- Polish theatrical release poster
- Polish: Teściowie 2
- Directed by: Kalina Alabrudzińska
- Written by: Marek Modzelewski
- Produced by: Michał Kwieciński
- Starring: Maja Ostaszewska; Izabela Kuna; Adam Woronowicz; Eryk Kulm; Ewa Dałkowska; Andrzej Zieliński;
- Cinematography: Nils Croné
- Edited by: Tymoteusz Wiskirski
- Music by: Marcin Macuk
- Production companies: Akson Studio; Next Film; TVN;
- Distributed by: Next Film
- Release date: 15 September 2023;
- Running time: 95 minutes
- Country: Poland
- Language: Polish

= The In-Laws 2 =

2023 Polish film by Kalina Alabrudzińska

The In-Laws 2 (Teściowie 2) is a 2023 Polish comedy film directed by Kalina Alabrudzińska.

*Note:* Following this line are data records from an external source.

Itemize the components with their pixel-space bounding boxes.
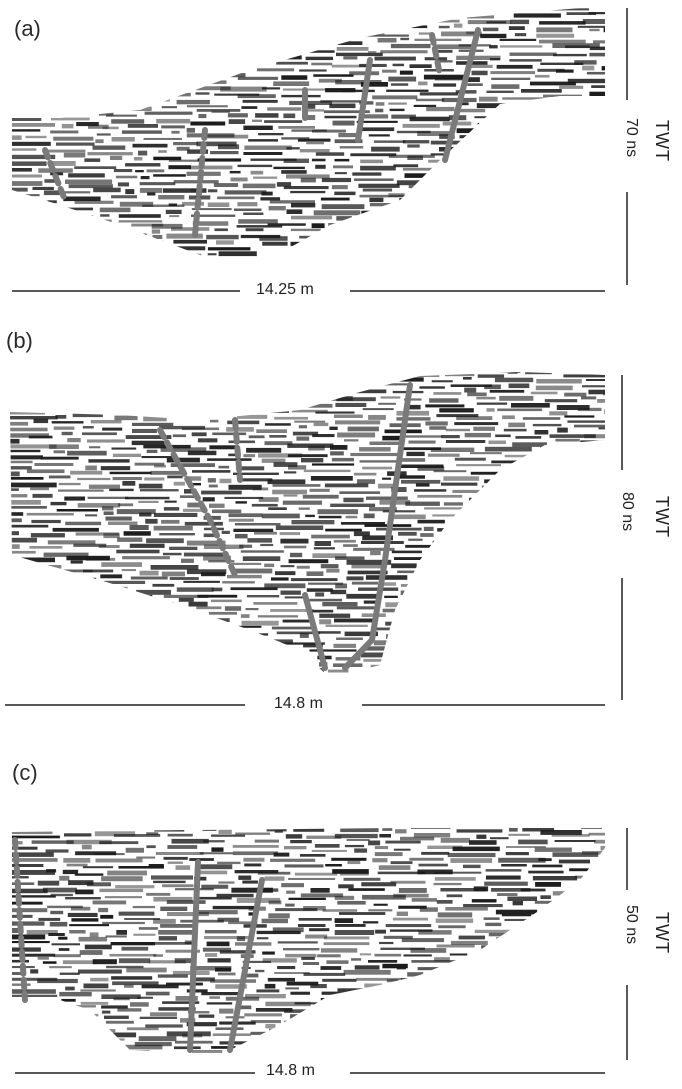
panel-a-label: (a): [14, 16, 41, 41]
panel-c-time: 50 ns: [623, 905, 640, 945]
panel-c-faults: [12, 837, 265, 1053]
panel-c-reflectors: [12, 828, 605, 1055]
panel-b-radargram: [5, 372, 623, 706]
panel-c-label: (c): [12, 760, 38, 785]
panel-b-label: (b): [6, 328, 33, 353]
panel-a-faults: [42, 27, 481, 238]
panel-b-distance: 14.8 m: [268, 695, 329, 713]
panel-b-faults: [157, 382, 413, 671]
panel-c-axis: TWT: [652, 912, 672, 954]
panel-a: (a) 14.25 m 70 ns TWT: [0, 0, 682, 300]
panel-b: (b) 14.8 m 80 ns TWT: [5, 328, 672, 713]
panel-a-distance: 14.25 m: [250, 281, 320, 299]
panel-c-distance: 14.8 m: [260, 1062, 321, 1080]
panel-a-radargram: [12, 6, 628, 292]
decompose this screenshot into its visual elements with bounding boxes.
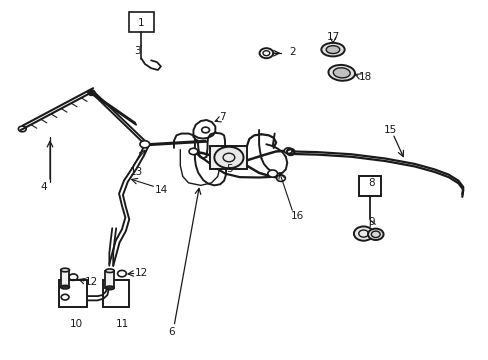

It is a sequel to the 2021 film The In-Laws.

==Premise==
Łukasz and Weronika give their relationship a second chance and invite their family to a wedding at the Polish seaside.

==Cast==
- Maja Ostaszewska as Małgorzata Wilk, Łukasz's mother
- Izabela Kuna as Wanda Chrapek, Weronika's mother
- Adam Woronowicz as Tadeusz Chrapek, Weronika's father
- Eryk Kulm as Jan Sznajder, Małgorzata's boyfriend
- Ewa Dałkowska as Małgorzata's mother
- Andrzej Zieliński as Wojciech Zamecki
- Rafał Grotowski as Thomas
- Bohdan Graczyk as Hans
- Patryk Michalak as Gunter
- Bogumiła Trzeciakowska as Zuza, the receptionist
- Ignacy Martusewicz as Łukasz Wilk
- Katarzyna Chojnacka as Weronika Chrapek

==Production==
Filming took place in Orłowo, a district of Gdynia.

==Release==
The film had its premiere at the Helios cinema in Warsaw on 13 September 2023. It was released theatrically in Poland two days later, on 15 September.